We messed up when we initially tried to launch video in our app. It didn’t work. People didn’t want it. We spent way too much time figuring that out.

We’ve been through a couple of shit storms in Denmark, that’s not a good way to talk to your customers. We hired the wrong people, we fired the wrong people. I mean, it’s just going to be one huge highway of fuck-ups, and it certainly has been for us.

I think what we’ve learned is that it’s true that you can turn a mistake into an upside for you if you just dare to communicate about it transparently. Our members react positively when we say “OK, we messed up, sorry”, because it builds trust.

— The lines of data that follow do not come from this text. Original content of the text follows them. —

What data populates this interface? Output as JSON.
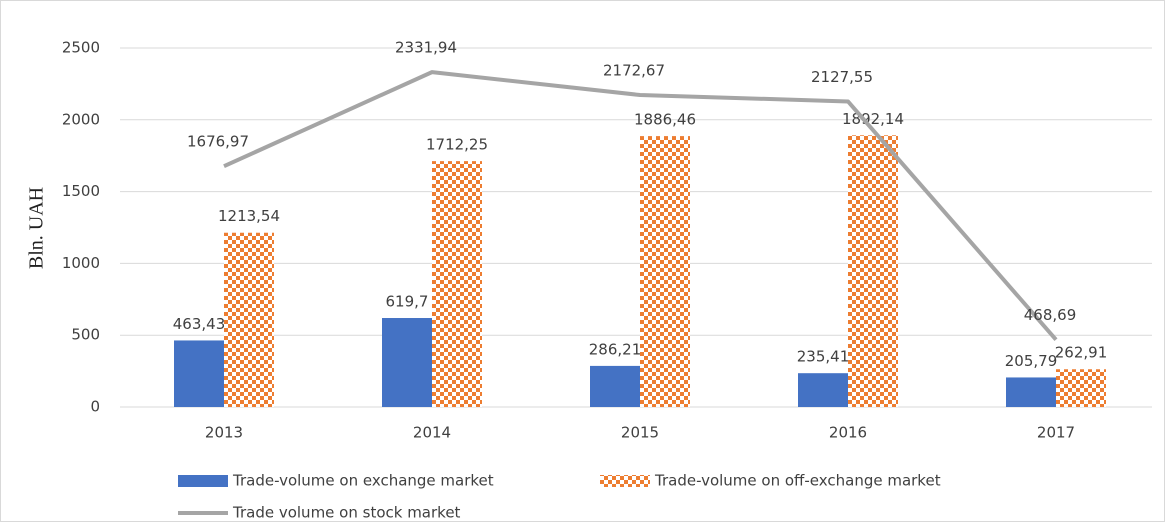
{
  "chart_data": {
    "type": "bar",
    "y_label": "Bln. UAH",
    "categories": [
      "2013",
      "2014",
      "2015",
      "2016",
      "2017"
    ],
    "ylim": [
      0,
      2500
    ],
    "yticks": [
      0,
      500,
      1000,
      1500,
      2000,
      2500
    ],
    "grid": true,
    "series": [
      {
        "name": "Trade-volume on exchange market",
        "color": "#4472c4",
        "kind": "bar",
        "values": [
          463.43,
          619.7,
          286.21,
          235.41,
          205.79
        ],
        "value_labels": [
          "463,43",
          "619,7",
          "286,21",
          "235,41",
          "205,79"
        ]
      },
      {
        "name": "Trade-volume on off-exchange market",
        "color": "#ed7d31",
        "kind": "bar",
        "pattern": "checker",
        "values": [
          1213.54,
          1712.25,
          1886.46,
          1892.14,
          262.91
        ],
        "value_labels": [
          "1213,54",
          "1712,25",
          "1886,46",
          "1892,14",
          "262,91"
        ]
      },
      {
        "name": "Trade volume on stock market",
        "color": "#a5a5a5",
        "kind": "line",
        "values": [
          1676.97,
          2331.94,
          2172.67,
          2127.55,
          468.69
        ],
        "value_labels": [
          "1676,97",
          "2331,94",
          "2172,67",
          "2127,55",
          "468,69"
        ]
      }
    ]
  }
}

Media companies are usually not very good at admitting their mistakes, but you always have a lot of mistakes that you could admit.

Zetland in facts and figures

How big is Zetland’s staff? Around 60 people, including 32 on the core editorial teams, five on visuals and social media content production, six on the product team, six on the growth team (including Zetland Live), and administrative roles.

How big is Zetland’s audience? More than 40,000 members.

What’s the revenue model? This year the forecast is approximately 85 percent direct member payments, ten percent government grants and five percent tech sales etc.What’s the price of membership? Standard €18.6/month, family (four seats)  €22.6/month, 1 year = 10x monthly price, student  €6.7/month, four students €10,7/month.